Lorenzo 'Iaio' Iannucci e Fausto Tinelli
Milano – Il gip Maria Idria Gurgo di Castelmenardo di Milano, accogliendo la richiesta dei pm Francesca Crupi e Leonardo Lesti, ha riaperto le indagini sul duplice omicidio di Fausto e Iaio, i 19enni Fausto Tinelli e Lorenzo Iannucci caduti in un agguato il 18 marzo del 1978 nei pressi del centro sociale Leoncavallo di Milano.
Gli indagati sono allo stato Massimo Carminati, Claudio Bracci e Mario Corsi, estremisti di destra la cui posizione era già stata archiviata nel 2000 perché non erano emerse sufficienti prove a loro carico. Si riparte quindi con il fascicolo originario, con una rilettura di atti processuali e con nuovi accertamenti affidati alla Digos, che potrebbero portare in futuro a nuove iscrizioni.
La prima pista battuta resta quella dell'estrema destra eversiva sull'asse Roma-Milano. Piste già esplorate in passato che ora tornano sotto la lente, alla ricerca di uno spiraglio per arrivare a una svolta sul duplice omicidio irrisolto dei due ragazzi ammazzati a colpi di pistola in un’Italia sotto choc per il rapimento del presidente della Dc Aldo Moro e la strage della sua scorta messa a segno dalle Brigate Rosse. Si esplorano contatti e nuovi collegamenti, anche attraverso l’analisi della mole di atti giudiziari sulla stagione delle stragi e degli attentati dell’estrema destra eversiva.
La sorella di Iaio, Maria Iannucci, e la madre di Fausto, Danila Angeli, 87 anni, avevano nominato un legale, l'avvocato Nicola Brigida, per seguire il caso dopo che un anno fa la Procura di Milano, anche sulla base delle istanze provenienti dal Consiglio comunale e dal sindaco Giuseppe Sala, aveva aperto un fascicolo esplorativo a carico di ignoti, affidato dal procuratore Marcello Viola ai pm del Dipartimento antiterrorismo.
I primi approfondimenti per raccogliere possibili elementi utili per risolvere il cold case, finora, si sono scontrati con l’esito “negativo” delle ricerche negli uffici del Palazzo di giustizia dove vengono conservati i reperti. Non sono stati trovati gli otto proiettili calibro 7.65 che il 18 marzo 1978 furono esplosi da una Beretta 34, mentre ormai da tempo si sono perse le tracce del berretto di lana blu rinvenuto nel 1978 sul luogo del delitto, che probabilmente è andato distrutto.

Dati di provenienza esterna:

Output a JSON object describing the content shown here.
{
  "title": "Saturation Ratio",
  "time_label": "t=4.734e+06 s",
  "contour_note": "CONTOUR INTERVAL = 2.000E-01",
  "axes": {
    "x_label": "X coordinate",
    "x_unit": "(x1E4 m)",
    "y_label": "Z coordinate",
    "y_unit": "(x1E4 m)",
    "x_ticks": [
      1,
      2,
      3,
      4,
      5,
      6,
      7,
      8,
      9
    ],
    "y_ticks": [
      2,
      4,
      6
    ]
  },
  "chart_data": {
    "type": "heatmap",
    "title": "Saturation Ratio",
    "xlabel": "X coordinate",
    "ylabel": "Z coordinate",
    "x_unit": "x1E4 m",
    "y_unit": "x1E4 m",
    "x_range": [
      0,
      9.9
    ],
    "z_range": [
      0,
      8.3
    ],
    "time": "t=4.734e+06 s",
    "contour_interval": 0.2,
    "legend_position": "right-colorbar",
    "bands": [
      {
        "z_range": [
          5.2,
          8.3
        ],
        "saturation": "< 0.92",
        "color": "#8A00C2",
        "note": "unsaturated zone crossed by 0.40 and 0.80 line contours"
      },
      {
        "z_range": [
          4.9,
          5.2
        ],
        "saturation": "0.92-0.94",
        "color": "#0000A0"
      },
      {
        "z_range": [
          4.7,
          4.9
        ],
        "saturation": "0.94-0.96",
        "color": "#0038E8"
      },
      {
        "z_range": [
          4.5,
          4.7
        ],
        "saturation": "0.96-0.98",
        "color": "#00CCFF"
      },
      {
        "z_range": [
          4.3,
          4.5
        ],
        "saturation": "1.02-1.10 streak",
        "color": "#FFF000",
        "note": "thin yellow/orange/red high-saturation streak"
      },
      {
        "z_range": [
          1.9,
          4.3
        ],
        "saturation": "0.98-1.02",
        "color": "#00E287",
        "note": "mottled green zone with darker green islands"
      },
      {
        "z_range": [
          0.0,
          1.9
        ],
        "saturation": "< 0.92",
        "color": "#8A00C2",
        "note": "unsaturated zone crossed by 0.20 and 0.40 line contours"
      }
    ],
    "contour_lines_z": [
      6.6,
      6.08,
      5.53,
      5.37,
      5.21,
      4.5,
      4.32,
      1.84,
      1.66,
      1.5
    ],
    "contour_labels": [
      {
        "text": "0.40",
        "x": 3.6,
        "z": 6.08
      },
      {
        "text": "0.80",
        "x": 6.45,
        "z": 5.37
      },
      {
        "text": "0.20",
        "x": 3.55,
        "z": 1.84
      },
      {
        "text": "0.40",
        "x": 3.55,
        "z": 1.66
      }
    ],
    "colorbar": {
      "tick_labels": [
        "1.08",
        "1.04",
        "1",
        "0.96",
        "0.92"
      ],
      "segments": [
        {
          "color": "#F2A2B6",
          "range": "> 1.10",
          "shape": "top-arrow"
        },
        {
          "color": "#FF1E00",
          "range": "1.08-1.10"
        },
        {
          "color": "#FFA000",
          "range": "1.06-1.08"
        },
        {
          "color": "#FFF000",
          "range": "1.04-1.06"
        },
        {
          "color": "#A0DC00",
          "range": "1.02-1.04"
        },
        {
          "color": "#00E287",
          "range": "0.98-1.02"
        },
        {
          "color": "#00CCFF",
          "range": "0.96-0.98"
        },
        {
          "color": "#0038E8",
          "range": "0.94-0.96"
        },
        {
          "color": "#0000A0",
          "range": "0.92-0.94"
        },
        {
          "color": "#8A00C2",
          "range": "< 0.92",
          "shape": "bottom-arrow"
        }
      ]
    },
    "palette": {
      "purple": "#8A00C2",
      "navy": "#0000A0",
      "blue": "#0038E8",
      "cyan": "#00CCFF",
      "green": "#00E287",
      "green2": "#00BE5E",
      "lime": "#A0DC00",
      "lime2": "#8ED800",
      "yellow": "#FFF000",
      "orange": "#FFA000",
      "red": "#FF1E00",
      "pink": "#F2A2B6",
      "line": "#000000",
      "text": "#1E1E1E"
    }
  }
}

L’ultima inchiesta milanese era stata archiviata dall’allora gip Clementina Forleo nel dicembre del 2000. La decisione di uccidere i leoncavallini Fausto e Iaio in via Mancinelli, aveva spiegato la giudice accogliendo la richiesta di archiviazione del pm Stefano Dambruoso, maturò nella “destra eversiva”. Sono emersi “significativi elementi a carico degli indagati” dell’epoca, Massimo Carminati, Claudio Bracci e Mario Corsi, che restavano però indizi senza diventare prove. Nel provvedimento la giudice aveva ripercorso i quasi 23 anni all’epoca di inchieste sull’uccisione in via Mancinelli e appariva perplessa per stranezze, come la scomparsa di quel berretto blu insanguinato trovato sul luogo del delitto e mai sottoposto ad accertamenti.
L’ex magistrato Guido Salvini, che si occupò dell’omicidio come giudice istruttore negli anni ’90, dopo l’apertura del fascicolo conoscitivo aveva proposto una perizia comparativa fra i proiettili del delitto milanese e quelli esplosi negli agguati simili avvenuti in quel periodo a Roma, che hanno colpito altri giovani militanti di sinistra. Tracce che portano nella capitale, alle azioni dei Nuclei Armati Rivoluzionari, gruppo eversivo neofascista.